Но судьба судила иначе. Милая Тео, а за нею, должен признаться, и ее супруг, заразившийся ее фантазиями, не оставляли Гарри в покое: они уговаривали его, улещали и даже требовали от него, наконец, чтобы он предложил Этти руку и сердце. Он повиновался, но она ответила ему отказом. Она всегда, еще с той далекой, дорогой ее сердцу поры, когда они впервые встретились почти детьми, была искренне и глубоко привязана к нему, сказала Этти. Но она никогда не оставит отца. А когда господу будет угодно прибрать его к себе, она, бог даст, будет уже слишком стара, чтобы думать о замужестве. Она всегда будет любить Гарри как своего самого дорогого брата. А поскольку у Тео и Джорджа детская полна ребятишек — добавила она — мы должны из любви к ним делать для них сбережения. Ответ свой Этти сообщила Гарри в письме, уезжая погостить к кому-то из друзей, проживавших довольно далеко, и тем как бы давая ему понять, что ее решение бесповоротно. Именно так и воспринял его Хел. Но это не разбило ему сердце. Стрелы Купидона, позвольте вам заметить, дорогие дамы, вонзаются не слишком глубоко в толстую кожу джентльменов нашего возраста, хотя, конечно, в те годы, о которых я повествую, мой брат был еще довольно молодым человеком, лет пятидесяти с небольшим. Тетушка Этти превратилась теперь в степенную маленькую леди; с годами ее мелодичный голосок стая менее звонок, а ее волосы беспощадное Время припорошило серебром. Впрочем, бывают дни, когда она выглядит необычайно молодой и цветущей. Ах, друзья мои, ведь, кажется, еще так недавно эти каштановые локоны отливали золотом, а щечки были свежее роз! Но пронесся жестокий ураган неразделенной любви, и розы увяли, а сердце навеки замкнулось в своем одиночестве. Почему мы с Тео так счастливы, а тебе суждено быть столь одинокой? Почему мои трапезы всегда обильны и каждое кушанье приправлено любовью, а ее, одинокую, обездоленную, обнесли чашей на жизненном пиру? Я смиренно склоняю голову пред подателем невзгод и благ, нищеты и богатства, недугов и здоровья, и мне кажется порой, что я не смею даже возблагодарить его за это счастье, незаслуженно доставшееся мне в удел. Но вот долетают до меня из сада голоса детей, и я, оторвавшись от книги или приподняв голову с подушки, если лежу на одре болезни, гляжу на их мать, и сердце мое невольно преисполняется благодарности к господу за все ниспосланные мне от него щедроты.

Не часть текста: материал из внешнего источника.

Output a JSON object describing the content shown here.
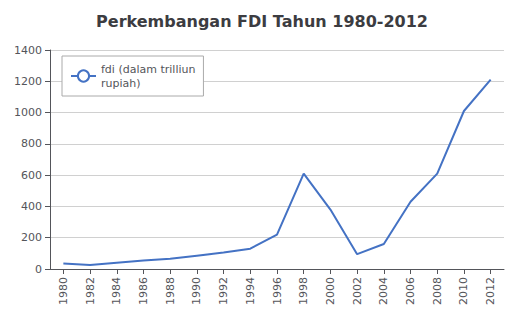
{
  "chart_data": {
    "type": "line",
    "title": "Perkembangan FDI Tahun 1980-2012",
    "x": [
      1980,
      1982,
      1984,
      1986,
      1988,
      1990,
      1992,
      1994,
      1996,
      1998,
      2000,
      2002,
      2004,
      2006,
      2008,
      2010,
      2012
    ],
    "series": [
      {
        "name": "fdi (dalam trilliun\nrupiah)",
        "color": "#4472C4",
        "values": [
          35,
          25,
          40,
          55,
          65,
          85,
          105,
          130,
          220,
          610,
          380,
          95,
          160,
          430,
          610,
          1010,
          1210
        ]
      }
    ],
    "xlim": [
      1979,
      2013
    ],
    "xticks": [
      1980,
      1982,
      1984,
      1986,
      1988,
      1990,
      1992,
      1994,
      1996,
      1998,
      2000,
      2002,
      2004,
      2006,
      2008,
      2010,
      2012
    ],
    "ylim": [
      0,
      1400
    ],
    "yticks": [
      0,
      200,
      400,
      600,
      800,
      1000,
      1200,
      1400
    ],
    "grid": "y",
    "legend": "upper left"
  }
}
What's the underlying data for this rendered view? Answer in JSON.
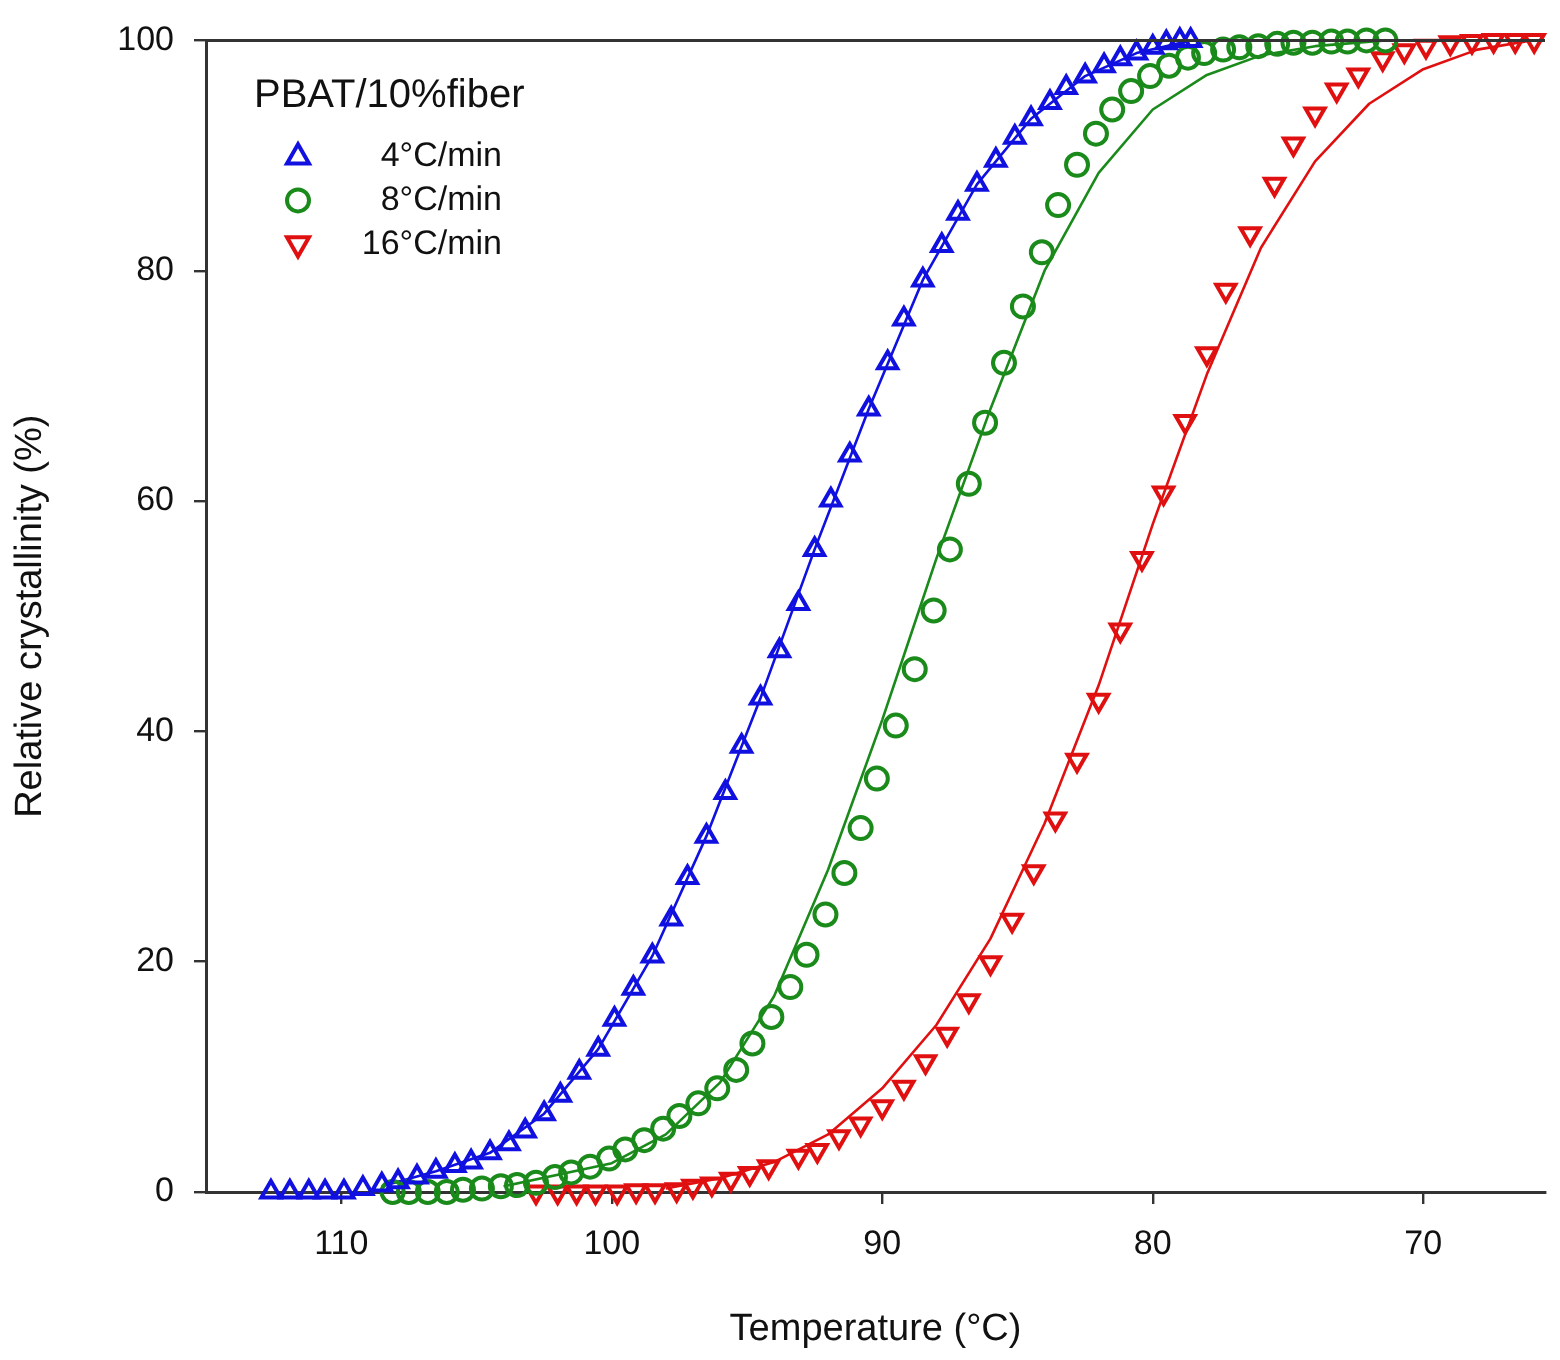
{
  "chart_data": {
    "type": "scatter",
    "xlabel": "Temperature (°C)",
    "ylabel": "Relative crystallinity (%)",
    "legend_title": "PBAT/10%fiber",
    "legend": "top left",
    "grid": false,
    "xlim": [
      115,
      65.5
    ],
    "xticks": [
      110,
      100,
      90,
      80,
      70
    ],
    "ylim": [
      0,
      100
    ],
    "yticks": [
      0,
      20,
      40,
      60,
      80,
      100
    ],
    "series": [
      {
        "name": "4°C/min",
        "marker": "triangle",
        "color": "#1010e0",
        "x": [
          112.6,
          111.9,
          111.2,
          110.6,
          109.9,
          109.2,
          108.5,
          107.9,
          107.2,
          106.5,
          105.8,
          105.2,
          104.5,
          103.8,
          103.2,
          102.5,
          101.9,
          101.2,
          100.5,
          99.9,
          99.2,
          98.5,
          97.8,
          97.2,
          96.5,
          95.8,
          95.2,
          94.5,
          93.8,
          93.1,
          92.5,
          91.9,
          91.2,
          90.5,
          89.8,
          89.2,
          88.5,
          87.8,
          87.2,
          86.5,
          85.8,
          85.1,
          84.5,
          83.8,
          83.2,
          82.5,
          81.8,
          81.2,
          80.6,
          80.0,
          79.5,
          79.0,
          78.6
        ],
        "values": [
          0,
          0,
          0,
          0,
          0,
          0.3,
          0.6,
          0.9,
          1.3,
          1.8,
          2.3,
          2.6,
          3.4,
          4.2,
          5.3,
          6.8,
          8.4,
          10.4,
          12.4,
          15.0,
          17.7,
          20.5,
          23.7,
          27.3,
          30.9,
          34.7,
          38.7,
          42.9,
          47.0,
          51.1,
          55.8,
          60.1,
          64.0,
          68.0,
          72.0,
          75.8,
          79.2,
          82.2,
          85.0,
          87.5,
          89.6,
          91.6,
          93.2,
          94.6,
          95.9,
          96.9,
          97.8,
          98.4,
          98.9,
          99.4,
          99.8,
          100,
          100
        ]
      },
      {
        "name": "8°C/min",
        "marker": "circle",
        "color": "#1a8a1a",
        "x": [
          108.1,
          107.5,
          106.8,
          106.1,
          105.5,
          104.8,
          104.1,
          103.5,
          102.8,
          102.1,
          101.5,
          100.8,
          100.1,
          99.5,
          98.8,
          98.1,
          97.5,
          96.8,
          96.1,
          95.4,
          94.8,
          94.1,
          93.4,
          92.8,
          92.1,
          91.4,
          90.8,
          90.2,
          89.5,
          88.8,
          88.1,
          87.5,
          86.8,
          86.2,
          85.5,
          84.8,
          84.1,
          83.5,
          82.8,
          82.1,
          81.5,
          80.8,
          80.1,
          79.4,
          78.7,
          78.1,
          77.4,
          76.8,
          76.1,
          75.4,
          74.8,
          74.1,
          73.4,
          72.8,
          72.1,
          71.4
        ],
        "values": [
          0,
          0,
          0,
          0,
          0.2,
          0.3,
          0.5,
          0.6,
          0.8,
          1.3,
          1.7,
          2.2,
          2.9,
          3.7,
          4.5,
          5.5,
          6.6,
          7.7,
          9.0,
          10.6,
          12.9,
          15.2,
          17.8,
          20.6,
          24.1,
          27.7,
          31.6,
          35.9,
          40.5,
          45.4,
          50.5,
          55.8,
          61.5,
          66.8,
          72.0,
          76.9,
          81.6,
          85.7,
          89.2,
          91.9,
          94.0,
          95.6,
          96.9,
          97.8,
          98.5,
          98.9,
          99.2,
          99.4,
          99.5,
          99.7,
          99.8,
          99.8,
          99.9,
          99.9,
          100,
          100
        ]
      },
      {
        "name": "16°C/min",
        "marker": "triangle-down",
        "color": "#e01010",
        "x": [
          102.8,
          102.0,
          101.3,
          100.6,
          99.8,
          99.1,
          98.4,
          97.6,
          97.0,
          96.3,
          95.6,
          94.9,
          94.2,
          93.1,
          92.4,
          91.6,
          90.8,
          90.0,
          89.2,
          88.4,
          87.6,
          86.8,
          86.0,
          85.2,
          84.4,
          83.6,
          82.8,
          82.0,
          81.2,
          80.4,
          79.6,
          78.8,
          78.0,
          77.3,
          76.4,
          75.5,
          74.8,
          74.0,
          73.2,
          72.4,
          71.5,
          70.7,
          69.9,
          69.0,
          68.2,
          67.4,
          66.6,
          65.9
        ],
        "values": [
          0,
          0,
          0,
          0,
          0,
          0.1,
          0.1,
          0.2,
          0.5,
          0.7,
          1.1,
          1.6,
          2.2,
          3.1,
          3.6,
          4.8,
          5.9,
          7.4,
          9.1,
          11.3,
          13.7,
          16.6,
          19.9,
          23.6,
          27.8,
          32.4,
          37.5,
          42.7,
          48.8,
          55.0,
          60.7,
          66.9,
          72.8,
          78.3,
          83.2,
          87.5,
          91.0,
          93.6,
          95.7,
          97.0,
          98.4,
          99.1,
          99.5,
          99.8,
          99.9,
          100,
          100,
          100
        ]
      },
      {
        "type": "line",
        "marker": "none",
        "line_style": "solid",
        "color": "#1010e0",
        "x": [
          108.5,
          106.5,
          104.5,
          102.5,
          100.5,
          98.5,
          96.5,
          94.5,
          92.5,
          90.5,
          88.5,
          86.5,
          84.5,
          82.5,
          80.6,
          78.6
        ],
        "values": [
          0.5,
          1.8,
          3.4,
          6.8,
          12.4,
          20.5,
          30.9,
          42.9,
          55.8,
          68.0,
          79.2,
          87.5,
          93.2,
          96.9,
          98.9,
          100
        ]
      },
      {
        "type": "line",
        "marker": "none",
        "line_style": "solid",
        "color": "#1a8a1a",
        "x": [
          104,
          100,
          98,
          96,
          94,
          92,
          90,
          89,
          88,
          86,
          84,
          82,
          80,
          78,
          76,
          74,
          71.4
        ],
        "values": [
          0.5,
          2.5,
          5,
          9.5,
          17,
          28,
          41,
          48,
          55,
          68,
          80,
          88.5,
          94,
          97,
          98.7,
          99.5,
          100
        ]
      },
      {
        "type": "line",
        "marker": "none",
        "line_style": "solid",
        "color": "#e01010",
        "x": [
          98,
          96,
          94,
          92,
          90,
          88,
          86,
          84,
          82,
          80,
          78,
          76,
          74,
          72,
          70,
          68,
          66
        ],
        "values": [
          0.3,
          1.2,
          2.6,
          5,
          9,
          14.5,
          22,
          32,
          44,
          58,
          71,
          82,
          89.5,
          94.5,
          97.5,
          99.2,
          100
        ]
      }
    ]
  }
}
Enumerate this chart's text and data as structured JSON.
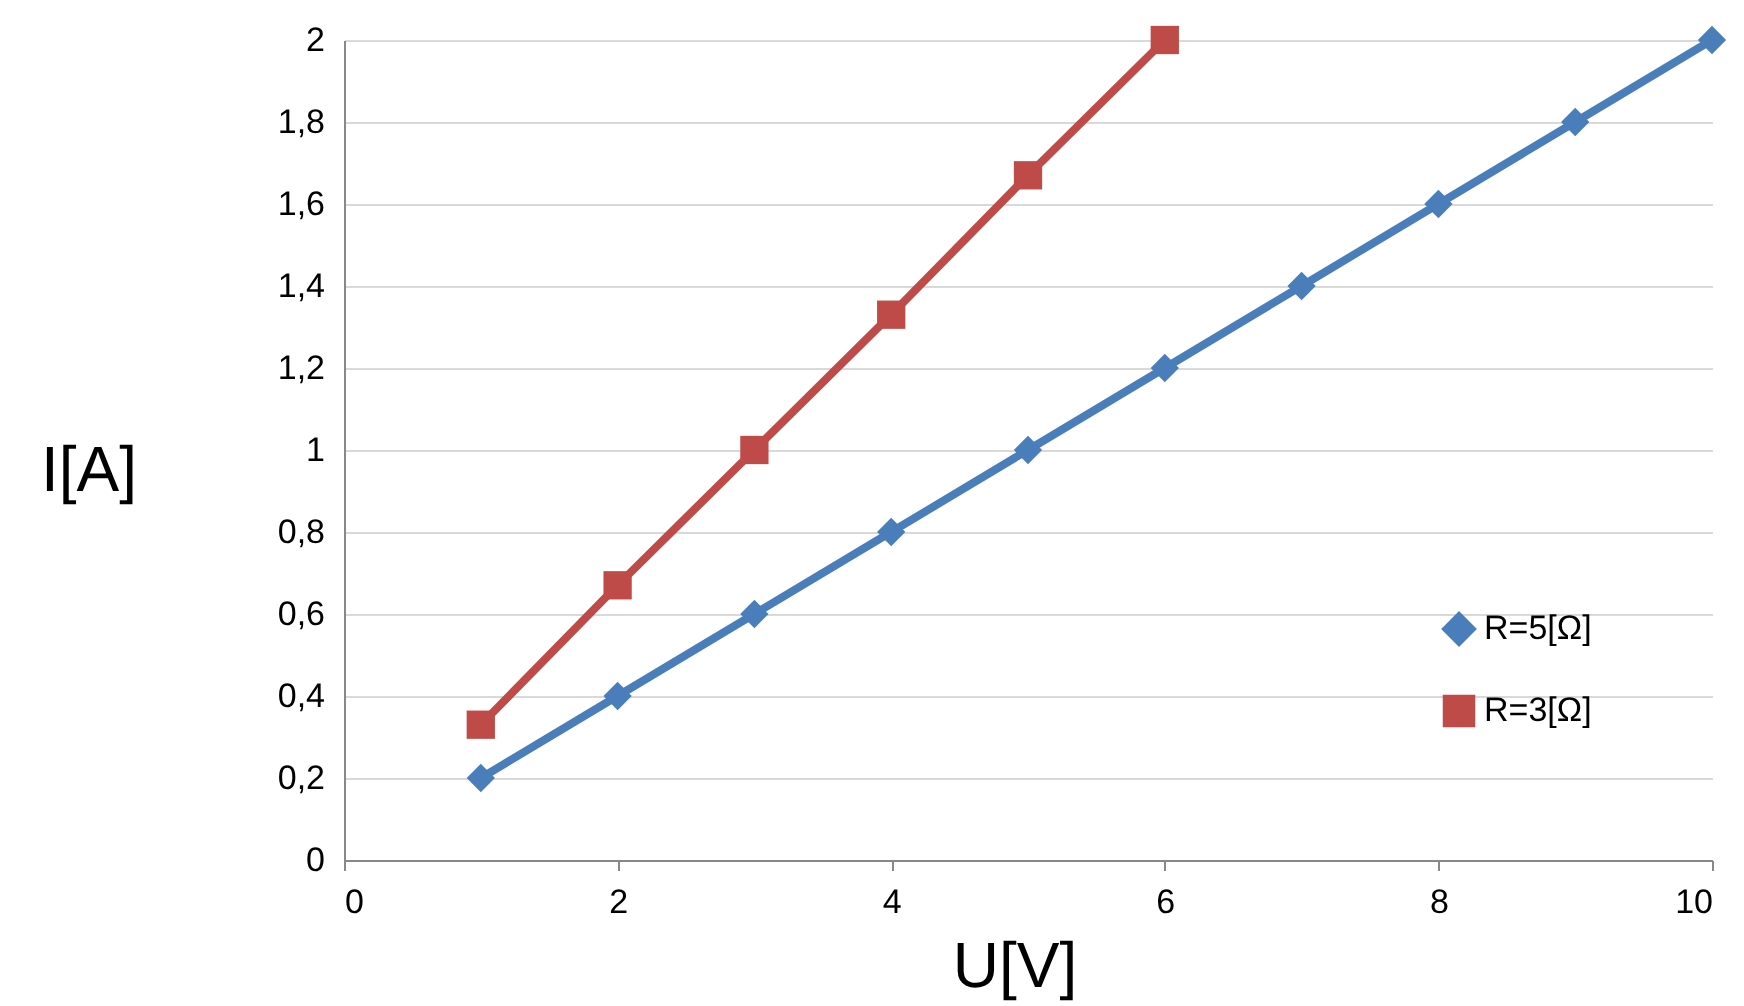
{
  "chart_data": {
    "type": "line",
    "xlabel": "U[V]",
    "ylabel": "I[A]",
    "xlim": [
      0,
      10
    ],
    "xticks": [
      0,
      2,
      4,
      6,
      8,
      10
    ],
    "ylim": [
      0,
      2
    ],
    "yticks": [
      0,
      {
        "value": 0.2,
        "label": "0,2"
      },
      {
        "value": 0.4,
        "label": "0,4"
      },
      {
        "value": 0.6,
        "label": "0,6"
      },
      {
        "value": 0.8,
        "label": "0,8"
      },
      1,
      {
        "value": 1.2,
        "label": "1,2"
      },
      {
        "value": 1.4,
        "label": "1,4"
      },
      {
        "value": 1.6,
        "label": "1,6"
      },
      {
        "value": 1.8,
        "label": "1,8"
      },
      2
    ],
    "grid": "y",
    "legend": "bottom right",
    "series": [
      {
        "name": "R=5[Ω]",
        "color": "#4a7ebb",
        "marker": "diamond",
        "x": [
          1,
          2,
          3,
          4,
          5,
          6,
          7,
          8,
          9,
          10
        ],
        "values": [
          0.2,
          0.4,
          0.6,
          0.8,
          1,
          1.2,
          1.4,
          1.6,
          1.8,
          2
        ]
      },
      {
        "name": "R=3[Ω]",
        "color": "#be4b48",
        "marker": "square",
        "x": [
          1,
          2,
          3,
          4,
          5,
          6
        ],
        "values": [
          0.33,
          0.67,
          1,
          1.33,
          1.67,
          2
        ]
      }
    ]
  }
}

После того как я унаследовал поместье и титул, мы лишь изредка встречались с добрейшим кузеном Каслвудом. Я привык считать его неизменным приверженцем правящей клики и был немало удивлен, услыхав о его внезапном переходе на сторону оппозиции. Он был глубоко уязвлен, не получив якобы обещанной ему придворной должности, и это послужило одной из причин его разрыва с министерством. Поговаривали, что Первое в королевстве Лицо решительно не пожелало иметь в числе своих придворных вельможу, заслужившего столь худую славу, чей пример (так Высочайшее Лицо изволило выразиться) мог оказать пагубное влияние на любой почтенный дом. Во время наших путешествий по Европе до меня долетали слухи о Каслвудах, и мне стало известно, что милорд снова предался своей роковой страсти к карточной игре. После того как его расстроенное состояние было усилиями его благоразумной супруги и тестя восстановлено, он с новым усердием принялся проматывать его в ломбер и ландскнехт. Рассказывали, что, будучи уличен в шулерстве, он однажды был даже избит жертвами его бесчестного искусства. Молодость и красота его супруги быстро увяли. Нам суждено было встретиться еще раз — в Экс-ла-Шапель, — где моя жена навестила леди Каеявуд, уступив ее настойчивым просьбам, и выслушала глубоко тронувшие ее чувствительное сердце жалобы графини на пренебрежительное и жестокое обхождение с ней ее незадачливого супруга.

Мы готовы были усмотреть в этих жалобах объяснение и даже оправдание неблаговидного поведения самой графини. Вокруг, этой супружеской четы увивался в то время один известный авантюрист, игрок и spadassin {Бретер (франц.).}, именовавший себя шевалье де Барри и приходившийся якобы родственником любовнице французского короля, на поверку же, как потом выяснилось, оказавшийся ирландцем весьма низкого происхождения. Он зарекомендовал себя отчаянным лжецом, был нечист на руку, не слишком щепетилен в своих галантных похождениях, а наряду с этим прославился свирепой отвагой, которая, однако, если верить слухам, порой изменяла ему в критические минуты. Вступив впоследствии в брак, он сделал глубоко несчастной одну богатую даму старинного английского рода. Но и небескорыстный союз маленькой американки с лордом Каслвудом тоже вряд ли можно было считать счастливым.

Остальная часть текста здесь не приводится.